JFK Johnson Rehabilitation Institute, Edison, NJ, USA.
N Engl J Med. 2012 Mar 1;366(9):819-26. doi: 10.1056/NEJMoa1102609.
Amantadine hydrochloride is one of the most commonly prescribed medications for patients with prolonged disorders of consciousness after traumatic brain injury. Preliminary studies have suggested that amantadine may promote functional recovery.
We enrolled 184 patients who were in a vegetative or minimally conscious state 4 to 16 weeks after traumatic brain injury and who were receiving inpatient rehabilitation. Patients were randomly assigned to receive amantadine or placebo for 4 weeks and were followed for 2 weeks after the treatment was discontinued. The rate of functional recovery on the Disability Rating Scale (DRS; range, 0 to 29, with higher scores indicating greater disability) was compared over the 4 weeks of treatment (primary outcome) and during the 2-week washout period with the use of mixed-effects regression models.
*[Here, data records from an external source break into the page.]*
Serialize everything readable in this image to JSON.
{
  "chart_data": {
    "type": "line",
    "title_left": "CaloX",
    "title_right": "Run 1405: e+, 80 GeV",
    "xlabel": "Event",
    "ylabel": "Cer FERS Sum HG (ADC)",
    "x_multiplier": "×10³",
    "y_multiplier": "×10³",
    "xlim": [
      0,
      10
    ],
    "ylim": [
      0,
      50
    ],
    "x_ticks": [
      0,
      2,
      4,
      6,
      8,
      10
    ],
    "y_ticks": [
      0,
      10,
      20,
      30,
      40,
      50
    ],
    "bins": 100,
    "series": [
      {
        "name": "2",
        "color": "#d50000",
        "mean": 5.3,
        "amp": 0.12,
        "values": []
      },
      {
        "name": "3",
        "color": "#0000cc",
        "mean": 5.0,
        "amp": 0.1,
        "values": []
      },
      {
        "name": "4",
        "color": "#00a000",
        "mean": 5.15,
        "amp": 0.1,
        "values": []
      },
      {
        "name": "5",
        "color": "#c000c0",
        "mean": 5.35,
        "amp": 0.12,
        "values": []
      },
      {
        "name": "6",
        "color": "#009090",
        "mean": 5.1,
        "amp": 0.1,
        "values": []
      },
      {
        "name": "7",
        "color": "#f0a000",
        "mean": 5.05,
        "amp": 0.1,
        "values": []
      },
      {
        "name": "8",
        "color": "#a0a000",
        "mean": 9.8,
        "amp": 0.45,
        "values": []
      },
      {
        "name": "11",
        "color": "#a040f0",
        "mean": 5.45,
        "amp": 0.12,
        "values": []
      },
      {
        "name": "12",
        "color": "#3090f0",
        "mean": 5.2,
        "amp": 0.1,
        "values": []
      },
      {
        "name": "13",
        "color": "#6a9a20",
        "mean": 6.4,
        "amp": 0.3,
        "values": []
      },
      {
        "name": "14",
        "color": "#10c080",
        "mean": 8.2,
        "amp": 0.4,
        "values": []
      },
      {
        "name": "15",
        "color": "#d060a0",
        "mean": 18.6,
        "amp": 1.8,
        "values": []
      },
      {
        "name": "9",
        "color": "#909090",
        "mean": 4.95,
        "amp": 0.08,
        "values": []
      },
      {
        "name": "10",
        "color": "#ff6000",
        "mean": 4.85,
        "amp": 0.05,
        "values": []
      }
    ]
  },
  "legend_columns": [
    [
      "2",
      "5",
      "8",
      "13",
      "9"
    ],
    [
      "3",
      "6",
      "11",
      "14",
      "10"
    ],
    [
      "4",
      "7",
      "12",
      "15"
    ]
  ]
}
During the 4-week treatment period, recovery was significantly faster in the amantadine group than in the placebo group, as measured by the DRS score (difference in slope, 0.24 points per week; P=0.007), indicating a benefit with respect to the primary outcome measure. In a prespecified subgroup analysis, the treatment effect was similar for patients in a vegetative state and those in a minimally conscious state. The rate of improvement in the amantadine group slowed during the 2 weeks after treatment (weeks 5 and 6) and was significantly slower than the rate in the placebo group (difference in slope, 0.30 points per week; P=0.02). The overall improvement in DRS scores between baseline and week 6 (2 weeks after treatment was discontinued) was similar in the two groups. There were no significant differences in the incidence of serious adverse events.
Amantadine accelerated the pace of functional recovery during active treatment in patients with post-traumatic disorders of consciousness. (Funded by the National Institute on Disability and Rehabilitation Research; ClinicalTrials.gov number, NCT00970944.).
盐酸金刚烷胺是颅脑损伤后长时间意识障碍患者最常开的处方之一。初步研究表明,金刚烷胺可能促进功能恢复。
我们纳入了 184 名颅脑损伤后 4 至 16 周处于植物状态或最小意识状态的患者,并对其进行住院康复治疗。患者被随机分配接受金刚烷胺或安慰剂治疗 4 周,并在停药后 2 周进行随访。使用混合效应回归模型比较治疗 4 周(主要结局)和停药 2 周期间残疾评定量表(DRS;范围 0 至 29,分数越高表示残疾越严重)的功能恢复率。
在治疗 4 周期间,与安慰剂组相比,金刚烷胺组的 DRS 评分恢复更快(斜率差异,每周 0.24 分;P=0.007),这表明在主要结局测量上有获益。在预先指定的亚组分析中,金刚烷胺对植物状态和最小意识状态患者的治疗效果相似。治疗组在治疗结束后 2 周(第 5 和第 6 周)的改善速度减慢,且明显慢于安慰剂组(斜率差异,每周 0.30 分;P=0.02)。两组患者从基线到第 6 周(治疗结束后 2 周)的 DRS 评分总体改善相似。严重不良事件的发生率无显著差异。
金刚烷胺在创伤后意识障碍患者的积极治疗中加速了功能恢复的速度。(由国立残疾和康复研究所资助;临床试验.gov 编号:NCT00970944。)